Yes, she knew exactly. In temperament, she and Tim were very alike. They had their father's quick, seething temper and it was a curse. A curse and a weakness she abhorred.
Arnold was waiting downstairs for her. 'I'll drive you home.'
'No, really… there's no need.'
He draped her jacket round her slumped shoulders. 'Come on. I need some fresh air.'
She had to give him directions. Apart from one enquiry as to how she was getting on with the Open University degree she was studying for, there was no further conversation. Both of them were buried in their own thoughts. But Ashley felt that she had the advantage.
After all, she knew what she had to do. She had to see Vito. He had at least to give her a hearing. And if she had to crawl, well, she would do it. If that was what it would take, so be it. Ashley and her pride were an inseparable duo but, where Tim's freedom and her mother's peace of mind were concerned, no sacrifice would be too great. It would be her penance for what Tim had had to suffer in her name.

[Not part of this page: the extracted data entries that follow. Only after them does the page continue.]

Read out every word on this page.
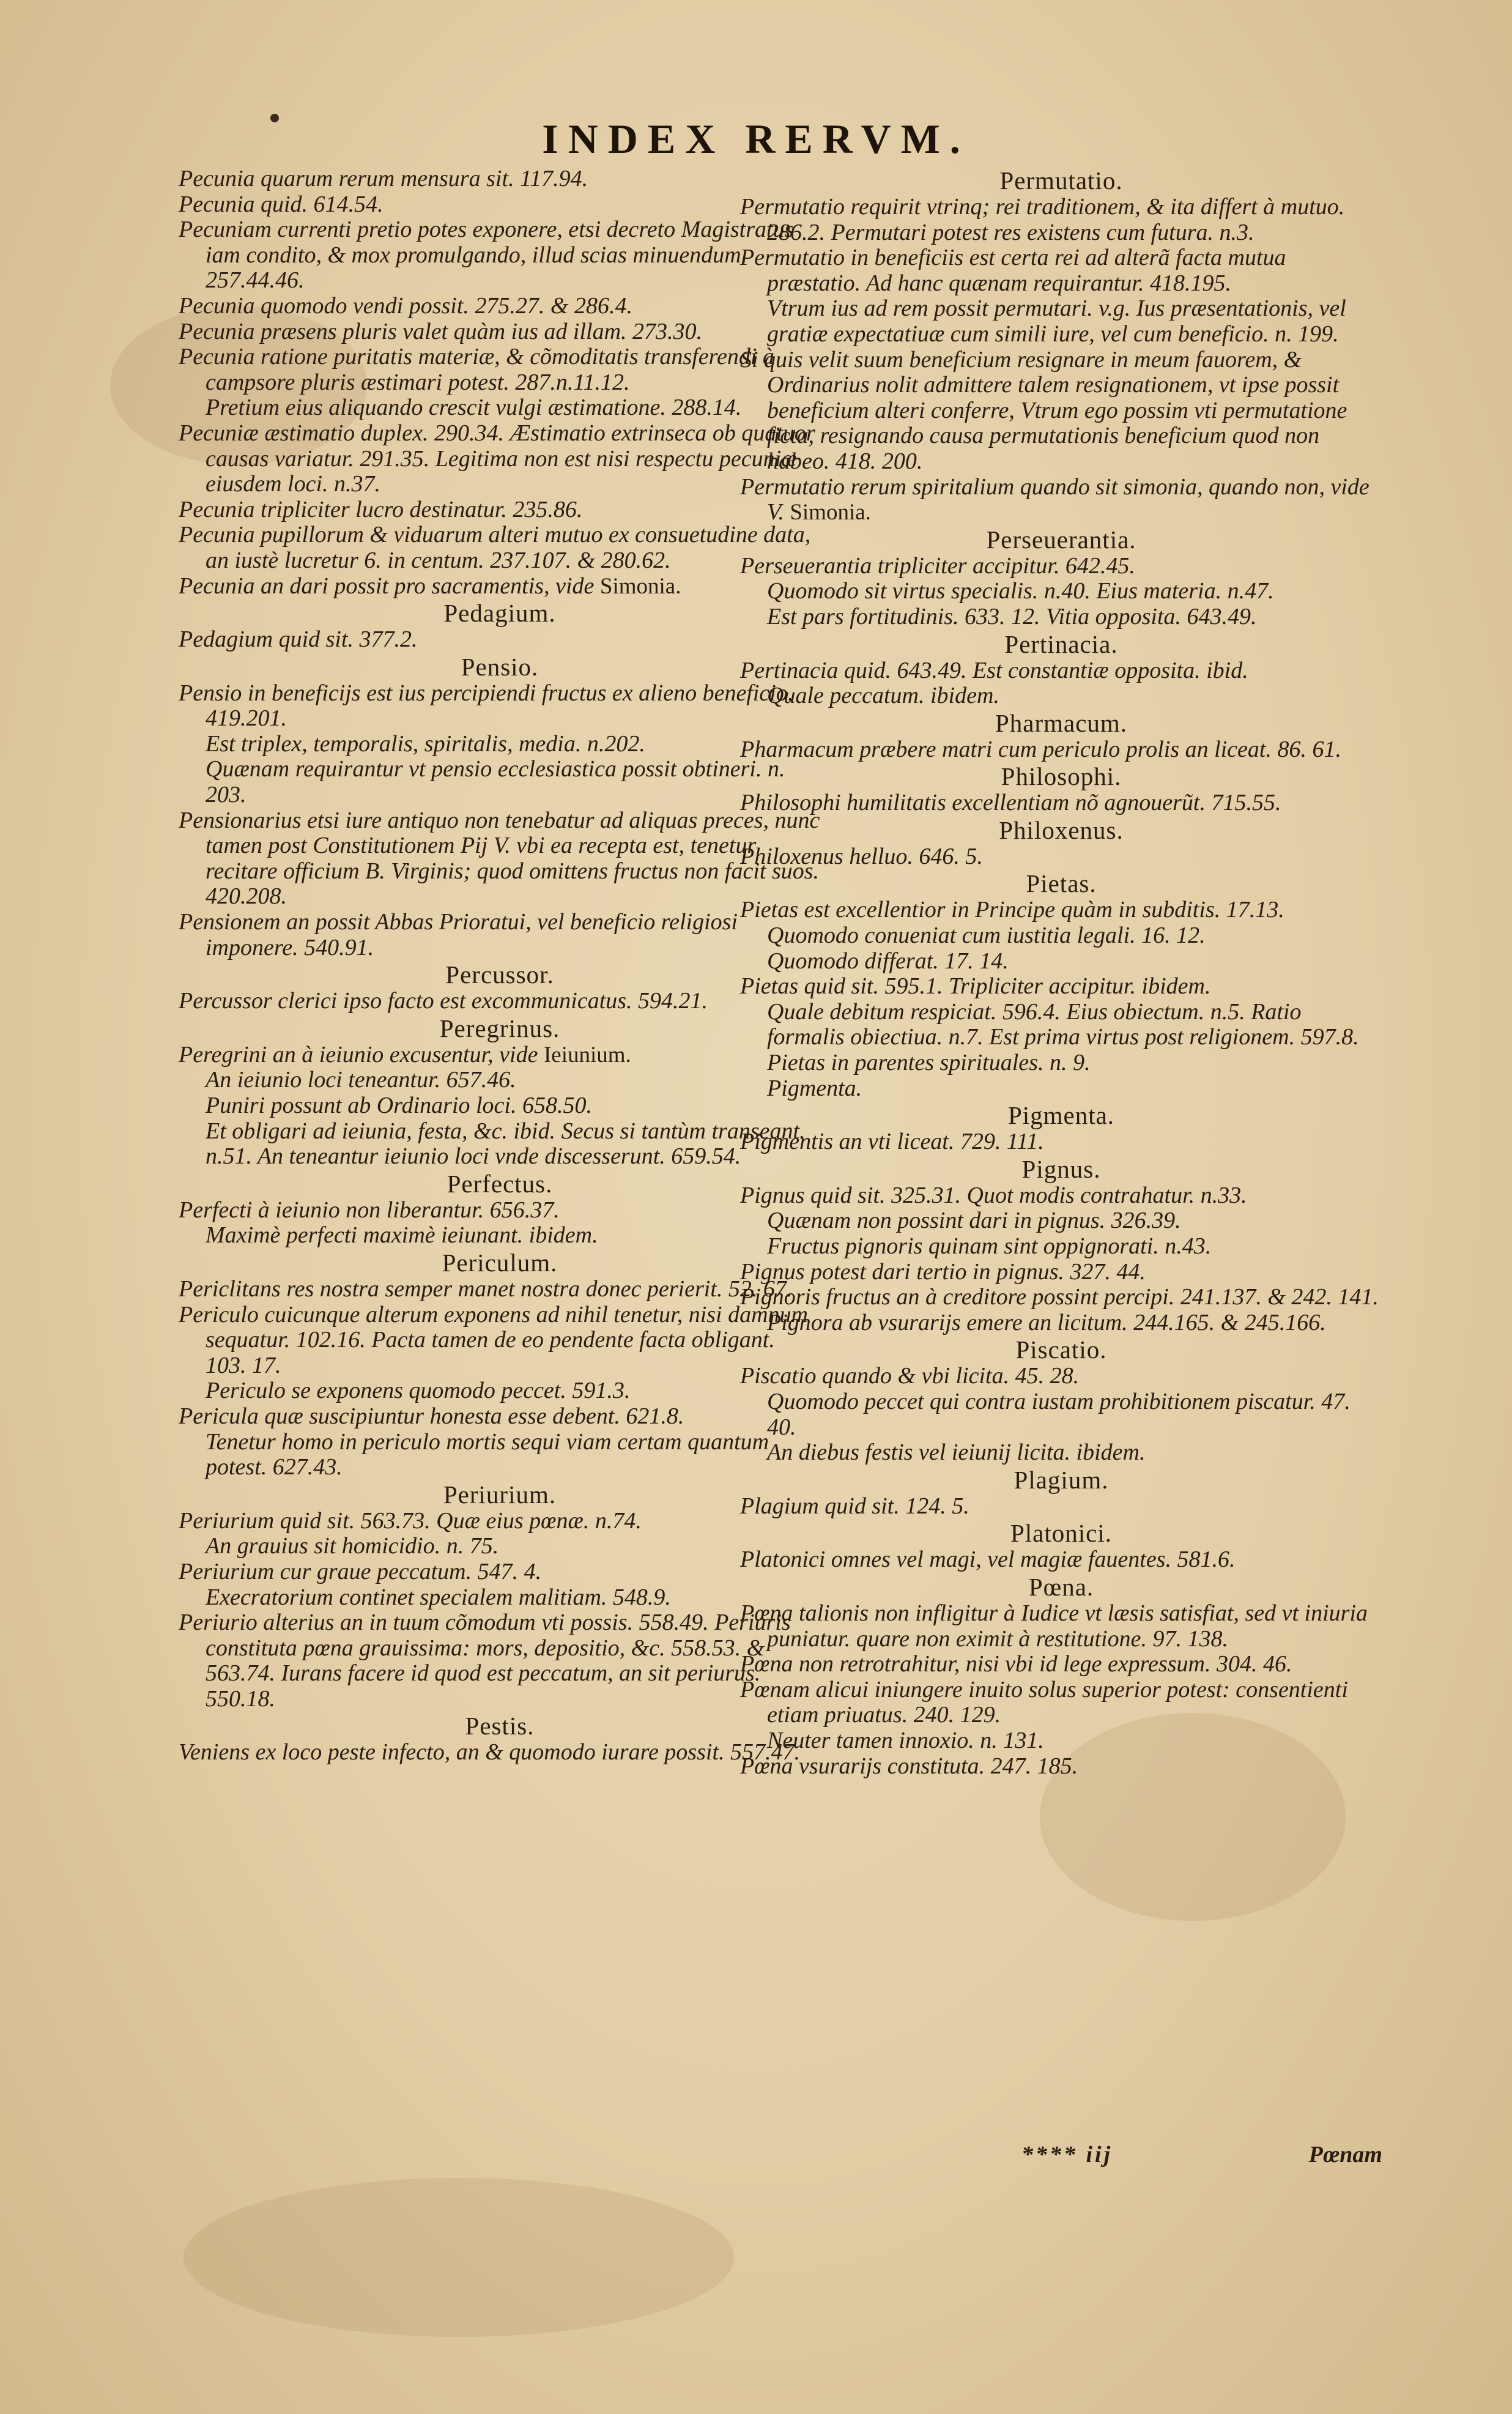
INDEX RERVM.
Pecunia quarum rerum mensura sit. 117.94.
Pecunia quid. 614.54.
Pecuniam currenti pretio potes exponere, etsi decreto Magistratus iam condito, & mox promulgando, illud scias minuendum. 257.44.46.
Pecunia quomodo vendi possit. 275.27. & 286.4.
Pecunia præsens pluris valet quàm ius ad illam. 273.30.
Pecunia ratione puritatis materiæ, & cõmoditatis transferendi à campsore pluris æstimari potest. 287.n.11.12.
Pretium eius aliquando crescit vulgi æstimatione. 288.14.
Pecuniæ æstimatio duplex. 290.34. Æstimatio extrinseca ob quatuor causas variatur. 291.35. Legitima non est nisi respectu pecuniæ eiusdem loci. n.37.
Pecunia tripliciter lucro destinatur. 235.86.
Pecunia pupillorum & viduarum alteri mutuo ex consuetudine data, an iustè lucretur 6. in centum. 237.107. & 280.62.
Pecunia an dari possit pro sacramentis, vide Simonia.
Pedagium.
Pedagium quid sit. 377.2.
Pensio.
Pensio in beneficijs est ius percipiendi fructus ex alieno beneficio. 419.201.
Est triplex, temporalis, spiritalis, media. n.202.
Quænam requirantur vt pensio ecclesiastica possit obtineri. n. 203.
Pensionarius etsi iure antiquo non tenebatur ad aliquas preces, nunc tamen post Constitutionem Pij V. vbi ea recepta est, tenetur recitare officium B. Virginis; quod omittens fructus non facit suos. 420.208.
Pensionem an possit Abbas Prioratui, vel beneficio religiosi imponere. 540.91.
Percussor.
Percussor clerici ipso facto est excommunicatus. 594.21.
Peregrinus.
Peregrini an à ieiunio excusentur, vide Ieiunium.
An ieiunio loci teneantur. 657.46.
Puniri possunt ab Ordinario loci. 658.50.
Et obligari ad ieiunia, festa, &c. ibid. Secus si tantùm transeant. n.51. An teneantur ieiunio loci vnde discesserunt. 659.54.
Perfectus.
Perfecti à ieiunio non liberantur. 656.37.
Maximè perfecti maximè ieiunant. ibidem.
Periculum.
Periclitans res nostra semper manet nostra donec perierit. 52. 67.
Periculo cuicunque alterum exponens ad nihil tenetur, nisi damnum sequatur. 102.16. Pacta tamen de eo pendente facta obligant. 103. 17.
Periculo se exponens quomodo peccet. 591.3.
Pericula quæ suscipiuntur honesta esse debent. 621.8.
Tenetur homo in periculo mortis sequi viam certam quantum potest. 627.43.
Periurium.
Periurium quid sit. 563.73. Quæ eius pœnæ. n.74.
An grauius sit homicidio. n. 75.
Periurium cur graue peccatum. 547. 4.
Execratorium continet specialem malitiam. 548.9.
Periurio alterius an in tuum cõmodum vti possis. 558.49. Periuris constituta pœna grauissima: mors, depositio, &c. 558.53. & 563.74. Iurans facere id quod est peccatum, an sit periurus. 550.18.
Pestis.
Veniens ex loco peste infecto, an & quomodo iurare possit. 557.47.
Permutatio.
Permutatio requirit vtrinq; rei traditionem, & ita differt à mutuo. 286.2. Permutari potest res existens cum futura. n.3.
Permutatio in beneficiis est certa rei ad alterã facta mutua præstatio. Ad hanc quænam requirantur. 418.195.
Vtrum ius ad rem possit permutari. v.g. Ius præsentationis, vel gratiæ expectatiuæ cum simili iure, vel cum beneficio. n. 199.
Si quis velit suum beneficium resignare in meum fauorem, & Ordinarius nolit admittere talem resignationem, vt ipse possit beneficium alteri conferre, Vtrum ego possim vti permutatione ficta, resignando causa permutationis beneficium quod non habeo. 418. 200.
Permutatio rerum spiritalium quando sit simonia, quando non, vide V. Simonia.
Perseuerantia.
Perseuerantia tripliciter accipitur. 642.45.
Quomodo sit virtus specialis. n.40. Eius materia. n.47.
Est pars fortitudinis. 633. 12. Vitia opposita. 643.49.
Pertinacia.
Pertinacia quid. 643.49. Est constantiæ opposita. ibid.
Quale peccatum. ibidem.
Pharmacum.
Pharmacum præbere matri cum periculo prolis an liceat. 86. 61.
Philosophi.
Philosophi humilitatis excellentiam nõ agnouerũt. 715.55.
Philoxenus.
Philoxenus helluo. 646. 5.
Pietas.
Pietas est excellentior in Principe quàm in subditis. 17.13.
Quomodo conueniat cum iustitia legali. 16. 12.
Quomodo differat. 17. 14.
Pietas quid sit. 595.1. Tripliciter accipitur. ibidem.
Quale debitum respiciat. 596.4. Eius obiectum. n.5. Ratio formalis obiectiua. n.7. Est prima virtus post religionem. 597.8. Pietas in parentes spirituales. n. 9.
Pigmenta.
Pigmenta.
Pigmentis an vti liceat. 729. 111.
Pignus.
Pignus quid sit. 325.31. Quot modis contrahatur. n.33.
Quænam non possint dari in pignus. 326.39.
Fructus pignoris quinam sint oppignorati. n.43.
Pignus potest dari tertio in pignus. 327. 44.
Pignoris fructus an à creditore possint percipi. 241.137. & 242. 141. Pignora ab vsurarijs emere an licitum. 244.165. & 245.166.
Piscatio.
Piscatio quando & vbi licita. 45. 28.
Quomodo peccet qui contra iustam prohibitionem piscatur. 47. 40.
An diebus festis vel ieiunij licita. ibidem.
Plagium.
Plagium quid sit. 124. 5.
Platonici.
Platonici omnes vel magi, vel magiæ fauentes. 581.6.
Pœna.
Pœna talionis non infligitur à Iudice vt læsis satisfiat, sed vt iniuria puniatur. quare non eximit à restitutione. 97. 138.
Pœna non retrotrahitur, nisi vbi id lege expressum. 304. 46.
Pœnam alicui iniungere inuito solus superior potest: consentienti etiam priuatus. 240. 129.
Neuter tamen innoxio. n. 131.
Pœna vsurarijs constituta. 247. 185.
**** iij	Pœnam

As she slid tiredly into bed, the paralysis of shock was seeping away. The full horror of the night's revelations was sinking in. Oh, dear heaven, why had this had to happen? How many times did she have to pay for one mistake, a mistake that, given her background, should have been easily avoidable? The mistake had been falling blindly, hopelessly in love with the wrong person. Her mother had made the same mistake after all.
Sylvia Forrester didn't have a strong personality, however. Quiet and gentle, her mother would always follow where others led. After thirty-odd years of her husband’s bullying, she was an apologetic, self-effacing woman, far too weak to cross a man who had made a proud god of masculine domination. She had already had one nervous breakdown.